What would you do? (And you can’t choose the choice of not stealing the CDs in the first place.) That’s a tough situation. I’m happy to say that the boys reported the theft and the pornography. So police subsequently raided the man’s home, confiscating three computers, three laptops, and several external hard drives, and finding thousands of pictures and movies on the stolen CDs. Apparently the man had been downloading indecent images of children since 2004.
Pornography is reprehensible enough, but the real crux of this story becomes the two kids who had to make a pretty hard choice about what to do in that situation. Did their coming clean and reporting a much more serious situation mitigate the fact that they stole property? What do you do in a case like this? Do you overlook the less serious crime and focus on the more serious one? Do you prosecute both of the equally? Wow. What a choice. I think maybe the way it’s handled will make the difference in two kids who are either strengthened or weakened in their ethical and moral codes of honor.
There’s a 2007 movie called 3:10 to Yuma, starring Russell Crowe as an outlaw – an intelligent, likeable outlaw. When I read this story of these two boys this morning, this movie popped right back into my head. It’s an interesting psychological exploration of ethics, motivation, and honor. I encourage you to watch it.
These two kids remind me a lot of Crowe’s character. The man’s an outlaw. He robs, he kills, he’s altogether a bad guy. But he’s a gentleman, too, and he honors his own code. We see shades of decency radiate from him in sharp contrast to the men who follow him and call him leader. Most of the movie explores how the good guys (one a hard-working rancher) navigate him to the railroad depot, where they will put him in the jail car on the 3:10 to Yuma. Crowe’s gang is in hot pursuit to free him, of course. In the end, he forges a bond with the rancher and orchestrates the rancher’s redemption – perhaps along with his own (but that’s up to the viewer to decide).
Watch it. Track the progression of Crowe’s deep-seated and very personal code of ethics. My mind’s still puzzling over the effect Crowe’s actions at various times have on the rancher’s son. It’s fascinating.

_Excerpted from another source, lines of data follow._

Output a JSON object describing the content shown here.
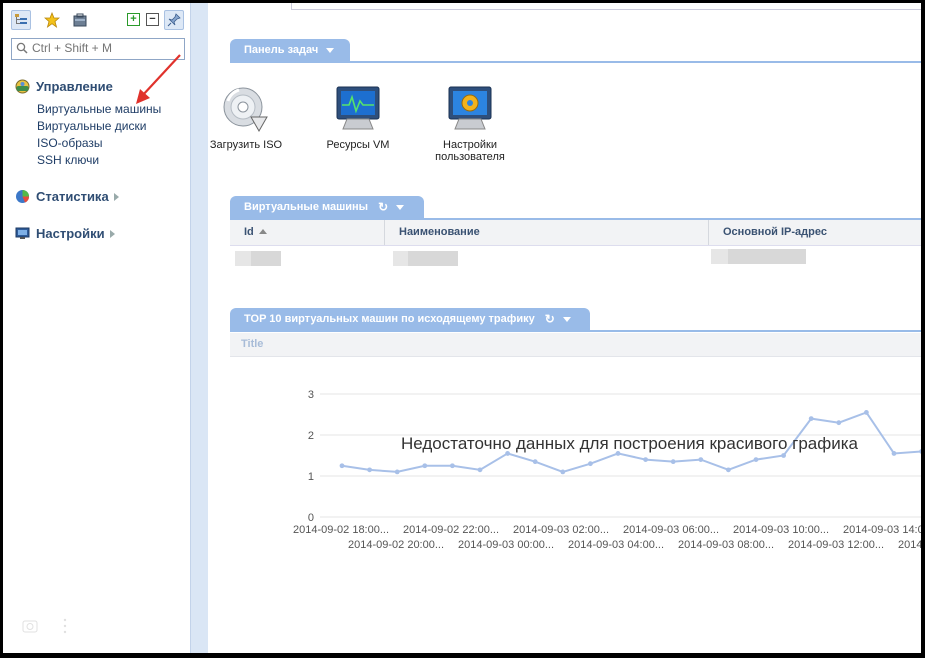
{
  "sidebar": {
    "search_placeholder": "Ctrl + Shift + M",
    "sections": [
      {
        "title": "Управление",
        "items": [
          "Виртуальные машины",
          "Виртуальные диски",
          "ISO-образы",
          "SSH ключи"
        ]
      },
      {
        "title": "Статистика"
      },
      {
        "title": "Настройки"
      }
    ]
  },
  "dashboard": {
    "tab_title": "Панель задач",
    "tiles": [
      {
        "label": "Загрузить ISO",
        "icon": "cd-upload-icon"
      },
      {
        "label": "Ресурсы VM",
        "icon": "monitor-pulse-icon"
      },
      {
        "label": "Настройки пользователя",
        "icon": "monitor-gear-icon"
      }
    ]
  },
  "vms": {
    "tab_title": "Виртуальные машины",
    "columns": [
      "Id",
      "Наименование",
      "Основной IP-адрес"
    ]
  },
  "traffic": {
    "tab_title": "TOP 10 виртуальных машин по исходящему трафику",
    "chart_title_placeholder": "Title",
    "no_data_message": "Недостаточно данных для построения красивого графика"
  },
  "chart_data": {
    "type": "line",
    "title": "Title",
    "ylim": [
      0,
      3
    ],
    "yticks": [
      "0",
      "1",
      "2",
      "3"
    ],
    "x_labels_top": [
      "2014-09-02 18:00...",
      "2014-09-02 22:00...",
      "2014-09-03 02:00...",
      "2014-09-03 06:00...",
      "2014-09-03 10:00...",
      "2014-09-03 14:0"
    ],
    "x_labels_bottom": [
      "2014-09-02 20:00...",
      "2014-09-03 00:00...",
      "2014-09-03 04:00...",
      "2014-09-03 08:00...",
      "2014-09-03 12:00...",
      "2014-"
    ],
    "series": [
      {
        "values": [
          1.25,
          1.15,
          1.1,
          1.25,
          1.25,
          1.15,
          1.55,
          1.35,
          1.1,
          1.3,
          1.55,
          1.4,
          1.35,
          1.4,
          1.15,
          1.4,
          1.5,
          2.4,
          2.3,
          2.55,
          1.55,
          1.6,
          1.65
        ]
      }
    ],
    "grid": true,
    "color": "#a8c0e8"
  }
}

And that brings me back to these two boys. Not that they’re villainous outlaws, but they have the same kind of situational ethics at play here. And where they go with what’s happened will shape their lives from here. My hope is that they grow from this experience and realize that sometimes there’s deep learning in mistakes. It makes you stronger and steels your backbone. It gives you ethics and morals and integrity and a sense of honor that can become unbreakable. I wish that for them.